The typical GenAI deployment consists of several fabrics (see Figure 6). These fabrics are implemented using a leaf and spine-distributed architecture using the Dell PowerSwitch Z, S, and N-Series. The fabric is deployed using either traditional BGP Layer 3 or BGP EVPN overlay.
The back-end fabric is defined as the inter-GPU communication channel where most of the switching activity is done. This is the fabric with the strictest of requirements as it needs to meet all three (lossless, high-performance, and scale) requirements. All the connections from the workloads and between the switches are 400GE based.
The front-end fabric is defined as workload storage and cluster access. This fabric does not demand high throughput, or lossless behavior.
And lastly, the out-of-band management for simple fabric and workload management.
The sizes of these fabrics range from the small – a single Z9664F-ON – to the large – several dozens of Z9664F-ON.

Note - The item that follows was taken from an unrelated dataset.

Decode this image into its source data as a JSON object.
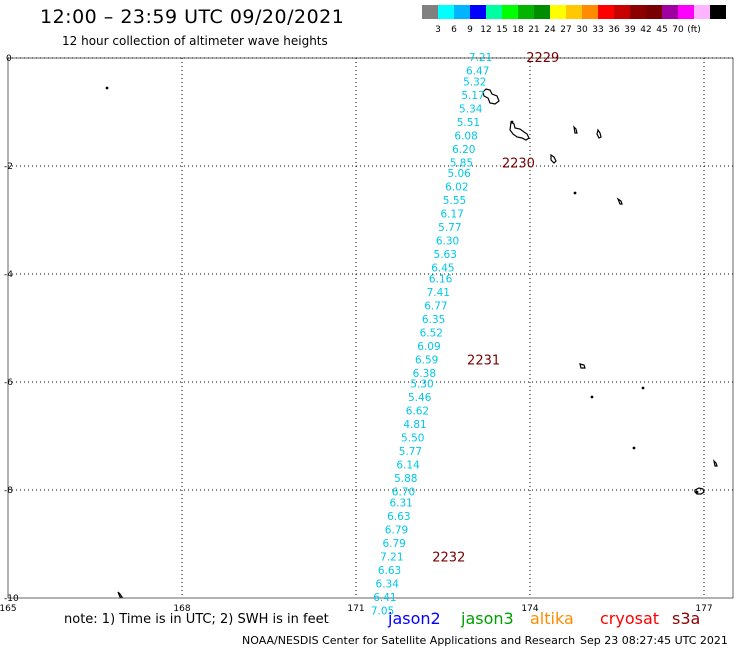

The first Dell GenAI fabric shows:
- A GenAI fabric of 64 GPUs
- No link oversubscription between workload and fabric
- A single Dell PowerSwitch Z9664F-On
- Eight Dell XE9680s
The second Dell GenAI fabric shows:
- A GenAI fabric of 2,048 GPUs
- A Leaf and Spine architecture
- No link oversubscription between the workload clusters and fabric
- 96 Dell PowerSwitch Z9664F-ON
- 256 Dell XE9680s
From the onset of its release, SONiC aimed at cloud providers. With Dell Technologies, it has benefited from contributions merged into its community versions.
Key features have been added to SONiC, creating multiple different bundles with different features. Figure 15 shows Dell Enterprise SONiC features that allow the deployment of GenAI workloads.
These features have been discussed in (Ethernet Fabric for GenAI workloads).